Он жил на первом этаже двенадцатиэтажного дома. Окна выходили на две стороны. Борис Михайлович сидел на кровати и смотрел в окно. На гараж, где он запер своего неожиданного гостя, который дал ему прослушать уникальную запись. За несколько лет пиратства Борис Михайлович научился слушать (воспроизводил он так себе), и рассказ Близнеца будто вернул его на несколько лет назад, в те времена, где не было штамповки, а если и была, то классная.

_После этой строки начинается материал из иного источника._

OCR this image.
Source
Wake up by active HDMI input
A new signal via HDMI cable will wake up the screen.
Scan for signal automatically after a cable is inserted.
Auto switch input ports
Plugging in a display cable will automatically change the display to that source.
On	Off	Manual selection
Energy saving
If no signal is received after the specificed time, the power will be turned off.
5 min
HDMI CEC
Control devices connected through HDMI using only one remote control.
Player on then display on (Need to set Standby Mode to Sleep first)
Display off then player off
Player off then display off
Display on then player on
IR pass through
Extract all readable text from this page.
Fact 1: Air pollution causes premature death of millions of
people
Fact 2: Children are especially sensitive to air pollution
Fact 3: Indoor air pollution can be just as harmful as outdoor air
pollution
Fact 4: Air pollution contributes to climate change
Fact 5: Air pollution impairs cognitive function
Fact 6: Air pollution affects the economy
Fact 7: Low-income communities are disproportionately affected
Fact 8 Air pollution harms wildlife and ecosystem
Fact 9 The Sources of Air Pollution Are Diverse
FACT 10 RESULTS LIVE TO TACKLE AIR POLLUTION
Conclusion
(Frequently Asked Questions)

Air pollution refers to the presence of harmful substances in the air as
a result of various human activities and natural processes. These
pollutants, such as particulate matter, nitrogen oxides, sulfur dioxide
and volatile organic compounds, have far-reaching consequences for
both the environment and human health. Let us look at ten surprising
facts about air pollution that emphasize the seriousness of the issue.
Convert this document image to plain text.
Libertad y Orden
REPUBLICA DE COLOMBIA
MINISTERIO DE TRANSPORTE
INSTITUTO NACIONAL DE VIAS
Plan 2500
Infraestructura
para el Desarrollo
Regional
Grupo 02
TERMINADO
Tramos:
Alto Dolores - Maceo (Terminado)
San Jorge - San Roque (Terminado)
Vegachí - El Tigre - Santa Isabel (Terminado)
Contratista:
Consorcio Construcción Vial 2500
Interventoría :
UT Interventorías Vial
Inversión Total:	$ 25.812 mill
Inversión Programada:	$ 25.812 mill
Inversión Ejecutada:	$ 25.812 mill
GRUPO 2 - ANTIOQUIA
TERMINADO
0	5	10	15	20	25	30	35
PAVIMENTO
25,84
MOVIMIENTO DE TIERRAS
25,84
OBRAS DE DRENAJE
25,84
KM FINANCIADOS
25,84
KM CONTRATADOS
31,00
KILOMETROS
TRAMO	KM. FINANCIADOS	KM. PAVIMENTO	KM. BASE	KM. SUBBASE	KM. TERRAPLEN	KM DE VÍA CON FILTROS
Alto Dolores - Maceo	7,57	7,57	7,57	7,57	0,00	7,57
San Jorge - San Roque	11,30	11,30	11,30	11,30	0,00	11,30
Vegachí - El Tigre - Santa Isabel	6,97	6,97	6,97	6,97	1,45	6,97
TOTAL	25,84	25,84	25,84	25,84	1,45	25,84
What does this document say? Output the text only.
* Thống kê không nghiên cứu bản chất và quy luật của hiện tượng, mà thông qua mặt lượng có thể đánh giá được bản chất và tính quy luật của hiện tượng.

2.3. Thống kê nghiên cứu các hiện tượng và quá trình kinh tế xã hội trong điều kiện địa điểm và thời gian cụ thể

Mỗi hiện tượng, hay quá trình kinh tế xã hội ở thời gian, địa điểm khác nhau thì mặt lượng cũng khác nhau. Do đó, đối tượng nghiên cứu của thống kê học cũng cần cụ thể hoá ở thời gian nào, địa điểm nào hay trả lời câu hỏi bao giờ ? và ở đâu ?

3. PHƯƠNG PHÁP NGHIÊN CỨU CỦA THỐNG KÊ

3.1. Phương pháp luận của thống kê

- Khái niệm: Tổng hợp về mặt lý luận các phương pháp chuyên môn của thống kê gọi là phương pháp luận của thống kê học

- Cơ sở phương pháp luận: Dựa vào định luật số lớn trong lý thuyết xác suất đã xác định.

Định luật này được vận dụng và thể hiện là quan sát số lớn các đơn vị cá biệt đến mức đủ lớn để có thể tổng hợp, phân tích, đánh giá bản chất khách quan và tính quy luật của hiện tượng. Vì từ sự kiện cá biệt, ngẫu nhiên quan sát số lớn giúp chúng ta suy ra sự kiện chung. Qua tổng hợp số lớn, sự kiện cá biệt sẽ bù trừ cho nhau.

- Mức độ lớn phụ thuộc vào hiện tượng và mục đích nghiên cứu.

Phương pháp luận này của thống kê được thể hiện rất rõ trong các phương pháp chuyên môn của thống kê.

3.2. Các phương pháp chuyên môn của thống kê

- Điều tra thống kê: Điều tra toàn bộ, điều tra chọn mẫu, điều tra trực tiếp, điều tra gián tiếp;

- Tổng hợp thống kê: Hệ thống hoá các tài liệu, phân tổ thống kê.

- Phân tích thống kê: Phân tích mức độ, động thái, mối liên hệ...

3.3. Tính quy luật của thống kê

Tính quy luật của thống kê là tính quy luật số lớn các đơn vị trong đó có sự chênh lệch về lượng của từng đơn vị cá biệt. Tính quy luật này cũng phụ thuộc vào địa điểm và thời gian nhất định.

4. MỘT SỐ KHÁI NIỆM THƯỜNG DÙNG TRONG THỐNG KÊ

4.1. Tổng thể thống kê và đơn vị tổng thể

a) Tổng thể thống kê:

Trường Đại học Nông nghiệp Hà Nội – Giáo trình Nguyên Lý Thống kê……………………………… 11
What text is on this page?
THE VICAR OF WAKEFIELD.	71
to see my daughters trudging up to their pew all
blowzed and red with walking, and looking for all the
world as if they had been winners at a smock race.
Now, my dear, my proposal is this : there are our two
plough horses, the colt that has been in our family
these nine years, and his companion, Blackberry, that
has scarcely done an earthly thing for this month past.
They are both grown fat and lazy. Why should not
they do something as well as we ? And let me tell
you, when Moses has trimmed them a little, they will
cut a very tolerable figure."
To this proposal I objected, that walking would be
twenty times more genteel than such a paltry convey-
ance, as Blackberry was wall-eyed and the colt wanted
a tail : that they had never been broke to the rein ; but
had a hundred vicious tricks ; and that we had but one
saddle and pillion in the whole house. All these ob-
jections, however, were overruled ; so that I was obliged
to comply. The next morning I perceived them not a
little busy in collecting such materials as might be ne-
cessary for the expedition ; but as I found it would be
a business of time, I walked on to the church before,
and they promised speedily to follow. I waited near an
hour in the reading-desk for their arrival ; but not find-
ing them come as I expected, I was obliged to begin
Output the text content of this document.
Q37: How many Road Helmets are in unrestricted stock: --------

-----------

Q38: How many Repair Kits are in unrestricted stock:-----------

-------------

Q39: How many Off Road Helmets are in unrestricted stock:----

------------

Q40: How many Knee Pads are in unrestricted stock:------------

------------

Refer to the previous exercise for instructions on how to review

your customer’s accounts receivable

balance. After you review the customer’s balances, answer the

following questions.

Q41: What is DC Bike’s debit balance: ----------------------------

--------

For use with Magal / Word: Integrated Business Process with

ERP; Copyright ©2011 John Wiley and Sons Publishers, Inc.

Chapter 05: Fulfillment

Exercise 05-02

Прикинул в том же ключе: если Близнеца размножить, то за это посадят. Однако посадить могли, как сказал бы внук-мордоворот, «чисто за оригинал» и добавить: «Как тебе не ой-ой-ой?»
Что делать?
Вопрос, однако...
Борис Михайлович не был «ноющим» пенсионером. Есть — хорошо, нет — ну что же поделаешь? У него никогда не было желания отвязать свою ногу и колотить в припадке бешенства по мебели или там по Горбатому мосту. Бывали времена и похуже. Сейчас времена и не плохие и не хорошие, смутные. И вот на этом фоне старик попытался разобраться, что ему мешает снять телефонную трубку и набрать 02. Сообщить, что он запер вгараже беглеца-террориста с двадцатикилограммовой «дурой». Если он пальнет из нее, гаражную дверь сорвет с петель, и она, как ставня, закроет окно в комнате.
Беглец-террорист. Но таких не бывает. Либо — либо.
Он вбежал, падая от усталости, загнанный, сил его хватило лишь на то, чтобы выдохнуть: «Помоги!..» Сколько он пер на себе неподъемное противотанковое ружье?.. Вот если бы старик отлучился на минутку и, вернувшись, увидел "истребителя «Тигров» в своем гараже — это другой вопрос. Но он попросил помощи.
Борис Михайлович мало кому отказывал. Один раз приперся в дачный домик бомж и попросил поесть. Хозяин вынес ему булку, воды, а тот говорит: «Дай-ка я у тебя в домике поем. Погреюсь заодно, а то на улице холодно». Старик его и послал: «В аду согреешься!»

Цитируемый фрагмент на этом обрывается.